On the disk drive manufacturer test business, the Storage Infrastructure unit, Baker Street says:
[W]hile cyclical, [the Storage Infrastructure unit] is attractively positioned in the marketplace with only one primary competitor and has significant opportunities for operational improvement. We think it is conservatively worth between $50 and $70 million. Based on the competitive dynamics of the disk drive testing equipment market and the significant strategic advantages of the SI business, we believe that SI would be valuable to a number of strategic players.
Smash the board
Baker Street argues that Xyratex's "core profitability, solid reputation in storage hardware, established long-term relationships and intellectual property make it an attractive asset both strategically and financially."
It claims that Xyratex needs a reconfigured board "which includes significant shareholder representation" so that the board could carry out "a thorough review of strategic options and value-maximising opportunities."
Management has to focus immediately on boosting employee morale by inspiring a customer-centric culture of high productivity, cost leadership and efficient innovation.
After holding forth about boosting employee morale, Baker Street goes on to suggest tightening the belt a bit:
A prudent course of action ... would require the Company to aggressively right-size the business and focus on generating significant amounts of cash.
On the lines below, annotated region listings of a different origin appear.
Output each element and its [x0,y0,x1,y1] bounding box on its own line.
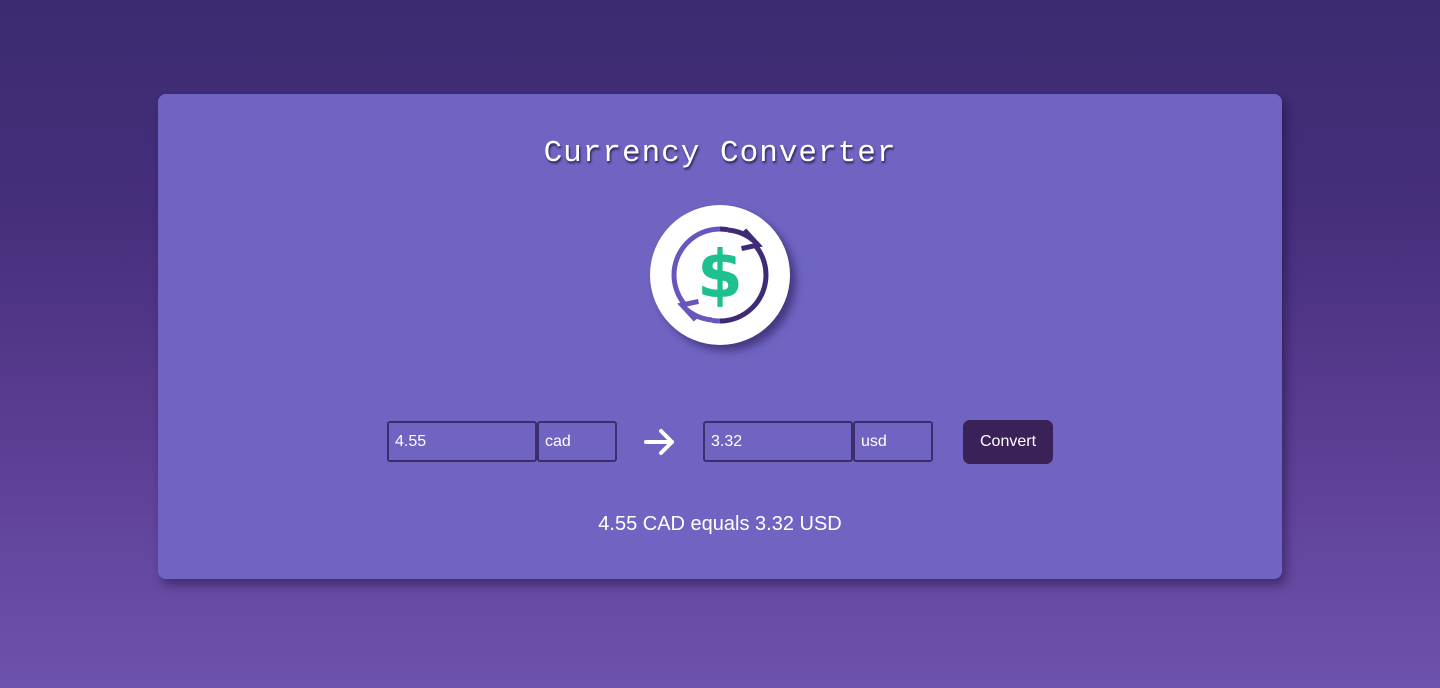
from-currency-input[interactable] [537,421,617,462]
svg-text:$: $ [697,236,743,313]
page-title: Currency Converter [543,136,897,171]
convert-button[interactable]: Convert [963,420,1053,464]
converter-card: Currency Converter $ Convert 4.55 CAD eq… [158,94,1282,579]
currency-exchange-logo: $ [650,205,790,345]
arrow-right-icon [644,429,674,455]
to-currency-input[interactable] [853,421,933,462]
from-amount-input[interactable] [387,421,537,462]
conversion-result: 4.55 CAD equals 3.32 USD [598,513,842,535]
currency-exchange-dollar-icon: $ [671,225,769,325]
to-amount-input[interactable] [703,421,853,462]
The resulting profits, coupled with the excess capital on the balance sheet today, should be returned to shareholders by aggressively repurchasing Xyratex shares.
It also has quite a lot to say on the storage firm's R&D spending, which it describes as "non-core":
We vehemently disagree with Mr. Barber's assertion that the best way to enhance value is to "change market perception by presenting Xyratex as a growth company" through an increasingly costly pursuit of non-core R&D projects. To be clear, we reiterate the point that we have made to the Board privately: we would very strongly oppose any attempt by the Company to "buy" growth through acquisition or significant capital expenditure.
The signatory of the letter, Vadim Perelman, a managing member of Baker Street, wraps up with:
The owners of Xyratex cannot afford to wait until the next annual general meeting to effect real and much needed change... Rather than stalling and continuing to make excuses, we urge the Board to immediately engage with us and look forward to a constructive dialogue to reconstitute the Board.
El Reg has been in touch with Xyratex, which said it is unable to immediately comment on the Baker Street letter.